Not one for music buffs, but for everything else this tablet is a great budget option
Full-fat Android at a good price
Nice Tapestry system
Woolly, lethargic audio
Like the Kindle Fire HD, the Kobo Arc comes from a company with a background in ebooks and e-readers, to the extent that in the UK it’s affiliated with WH Smith. Also like the Kindle, it has a 7in, 1280 x 800-pixel screen and costs £160.
The Kobo is a more compact device, though, and unlike the Kindle has the standard Android 4.0 operating system, albeit with a neat homepage skin that involves you collecting and arranging apps, pictures, books and the like into nicely presented folders called Tapestries.
The Kobo might do everything a normal tablet does, but still leans quite heavily towards reading. By telling it the types of books you like when you first set it up it can tailor its recommendations for you, and you get a big discount for your first ebook purchase.
An e-ink device is best for serious reading, but we also found the Arc’s LCD to be pretty kind on the eyes.
Kobo Arc review: Video
For movie lovers there’s lots to like here.

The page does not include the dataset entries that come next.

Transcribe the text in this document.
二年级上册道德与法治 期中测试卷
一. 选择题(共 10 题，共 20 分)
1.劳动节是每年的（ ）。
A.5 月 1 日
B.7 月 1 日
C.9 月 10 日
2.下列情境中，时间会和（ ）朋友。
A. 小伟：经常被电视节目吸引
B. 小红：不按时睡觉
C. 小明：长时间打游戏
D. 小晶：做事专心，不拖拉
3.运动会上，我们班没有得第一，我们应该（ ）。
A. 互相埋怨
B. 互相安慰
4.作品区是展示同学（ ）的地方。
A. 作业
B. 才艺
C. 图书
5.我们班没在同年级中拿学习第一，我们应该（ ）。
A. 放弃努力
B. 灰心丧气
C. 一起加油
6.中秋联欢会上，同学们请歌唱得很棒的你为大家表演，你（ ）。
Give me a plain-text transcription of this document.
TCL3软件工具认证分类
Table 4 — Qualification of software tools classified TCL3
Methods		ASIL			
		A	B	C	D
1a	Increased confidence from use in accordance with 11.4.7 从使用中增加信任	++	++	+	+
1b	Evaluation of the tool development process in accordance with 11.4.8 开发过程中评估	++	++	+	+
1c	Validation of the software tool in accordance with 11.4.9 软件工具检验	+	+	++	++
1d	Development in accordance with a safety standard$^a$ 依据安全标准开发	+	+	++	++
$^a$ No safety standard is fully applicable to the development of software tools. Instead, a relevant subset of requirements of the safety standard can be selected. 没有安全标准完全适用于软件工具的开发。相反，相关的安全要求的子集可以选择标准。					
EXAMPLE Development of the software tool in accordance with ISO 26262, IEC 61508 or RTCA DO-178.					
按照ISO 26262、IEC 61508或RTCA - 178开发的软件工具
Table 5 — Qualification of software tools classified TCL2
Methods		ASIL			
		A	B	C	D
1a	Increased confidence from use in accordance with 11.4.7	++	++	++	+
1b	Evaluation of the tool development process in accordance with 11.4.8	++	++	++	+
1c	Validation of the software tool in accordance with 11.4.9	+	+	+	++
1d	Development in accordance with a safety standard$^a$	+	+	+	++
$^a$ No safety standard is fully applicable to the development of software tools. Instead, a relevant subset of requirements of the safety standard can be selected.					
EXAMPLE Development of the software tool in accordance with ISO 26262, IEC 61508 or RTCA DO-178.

You can rent or buy SD and HD movies from Google Play, there’s native support for AVI files and you can add MKV playback through an app such as MX Player.
And video playback is impressive – there’s just a touch of noise to the Google Play download of Looper, but colours are very natural, detail’s decent, and motion’s generally very solid. Overall we certainly prefer the video performance to that of the Kindle Fire HD – it’s just that bit sharper and more neutral.
Kobo Arc review: Apps and games
Of course, with Google Play comes access to millions of apps and tonnes of games.
While the Kobo Arc is far from a powerhouse, especially next to the Tegra 3-toting tablets you’ll find elsewhere, it’s perfectly capable of playing casual games such as Cut the Rope and Temple Run 2 without hassle, the latter zipping along smoothly, with sharp definition and very good detail.
Music is a more qualified success. On the one hand there’s great format support as well as all the usual music apps, but on the other hand the delivery via headphones is woolly and lethargic.
Mind you, it does have front-firing speakers that provide very direct, clear audio by tablet standards.
Kobo Arc review: Verdict
It’s a great shame, as otherwise the Kobo could be the perfect choice for those looking for a cheap Android tablet.
If movies and general app use are your priorities it’s well worth a look, but if music matters there are better options available.